Rumors of a follow-up to Trainspotting have hummed for a long time, with most assuming that director Danny Boyle would return to adapt author Irvine Welsh’s novel Porno (2002). Boyle is now a megastar, with movies like 28 Days Later, Sunshine, and Slumdog Millionaire behind him, and Welsh is a bit of a loose cannon who gives too many interviews. So nothing was guaranteed. At the 2015 Telluride Festival, Boyle finally announced that a sequel was, indeed, in the works. The film is not a strict adaptation of Porno, but it is close: that book also returns to Trainspotting’s main characters after a long gap.

In this sequel, Mark “Rent Boy” Renton (Ewan McGregor) returns to Edinburgh after disappearing to Amsterdam twenty years prior with a bag full of his mates’ money. He gets back in touch with Simon “Sick Boy” Williamson (Jonny Lee Miller), who has inherited a pub and convinced himself that a beautiful young sex worker is his girlfriend. He also finds his old friend Spud (Ewen Bremner), and tries to help him kick heroin. Spud had the best line in the first movie, I think, at a job interview:

Interviewer: Mr. Murphy, what attracts you to the leisure industry?
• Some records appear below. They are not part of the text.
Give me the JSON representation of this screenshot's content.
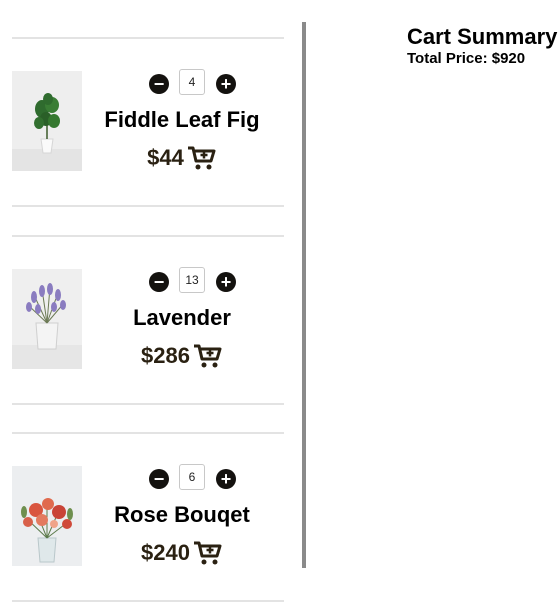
{
  "cart": {
    "items": [
      {
        "name": "Fiddle Leaf Fig",
        "quantity": "4",
        "price": "$44"
      },
      {
        "name": "Lavender",
        "quantity": "13",
        "price": "$286"
      },
      {
        "name": "Rose Bouqet",
        "quantity": "6",
        "price": "$240"
      }
    ]
  },
  "summary": {
    "title": "Cart Summary",
    "total_label": "Total Price: $920"
  },
  "icons": {
    "decrease": "minus-circle-icon",
    "increase": "plus-circle-icon",
    "cart": "cart-plus-icon"
  },
  "colors": {
    "button_fill": "#14120f",
    "price_text": "#2a2112",
    "divider": "#8a8a8a"
  }
}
Spud: In a word: pleasure. It’s like, my pleasure in other people’s leisure.

Meanwhile, Begbie (Robert Carlyle) has been in jail. But now he’s out, and he very much wants to kill Renton.

Trainspotting may have been the defining movie of the 1990s, if we can agree that heroin was that decade’s theme. Kate Moss, Nirvana, Blur, Rent Boy: druggie sybarites the lot of them, and they are cultural products of a piece. But these are different times. Why make a sequel now?

Begbie and Sick Boy in the original Trainspotting (1996).

I managed to catch the movie in London, where I grew up. Walking to the cinema, I only had to look around me to see why T2 Trainspotting is timely. Everywhere, skinny white boys in filthy drainpipes and bomber jackets answered my question. The light bounced off their shaven heads as they slung arms around their bony girlfriends, who all had center-parted bobs. My brother had the original Trainspotting poster up on his wall when we were younger. I thought those characters looked the absolute zenith of style and maturity. Now I look at these teenagers and want to pat them on the head.

Spud gets the best lines again. In one of the movie’s first scenes, he loses his job because he’s been so high on smack for so many years that he’s never learned that the clocks go back in the summer. Later, he starts to write up his memories of the Trainspotting era. Irvine Welsh himself has a cameo as a fence. Mark repeatedly gets himself out of scrapes with his superior cardiovascular abilities, honed by his exercise addiction. At the gym, he always wears Trainspotting-orange. Kelly MacDonald—who plays Diane, Rent Boy’s underage love interest in the original—is in the movie, but only for about one minute, fully clothed.

The best scene in the sequel is a two-second shot of Spud dropping a bunch of legal pads while trying to walk down the street. The second-best is a fight scene between Mark and Simon, in which the latter briefly waterboards his opponent with an Irn-Bru tap from behind the bar.

The plot is tight, and Bremner and Carlyle give sterling performances. T2 Trainspotting is very watchable. But in the end Ewan McGregor’s face is just too familiar. It hasn’t seemed to change for a long time now: He looks and sounds like himself, not Mark Renton. That’s the danger of a personal brand. When Mark dances to “Lust for Life” in his bedroom, he looks like Ewan McGregor on a talk show re-enacting a scene from long ago. When he updates his famous “choose life” speech to namecheck Instagram and revenge porn, it just feels silly.

You’d forgive any of these flaws if the soundtrack had lived up to the old one. But the new version of “Born Slippy” is called “Slow Slippy,” and its beat never drops. Instead, it sort of bleats plaintively over the sad bits, taunting you with memories of your own youth. Any Trainspotting fan ought to see this sequel, but look not for the exhilarating exhortation to anarchy you remember from the old one. Simon accuses Mark of being a “tourist” in his “own youth.” It’ll feel that way to you, too, and nothing hurts more than nostalgia. If you’re prone to that particular emotion, T2 Trainspotting is going to hit you like a pint glass flung carelessly backward off a pub balcony: hard.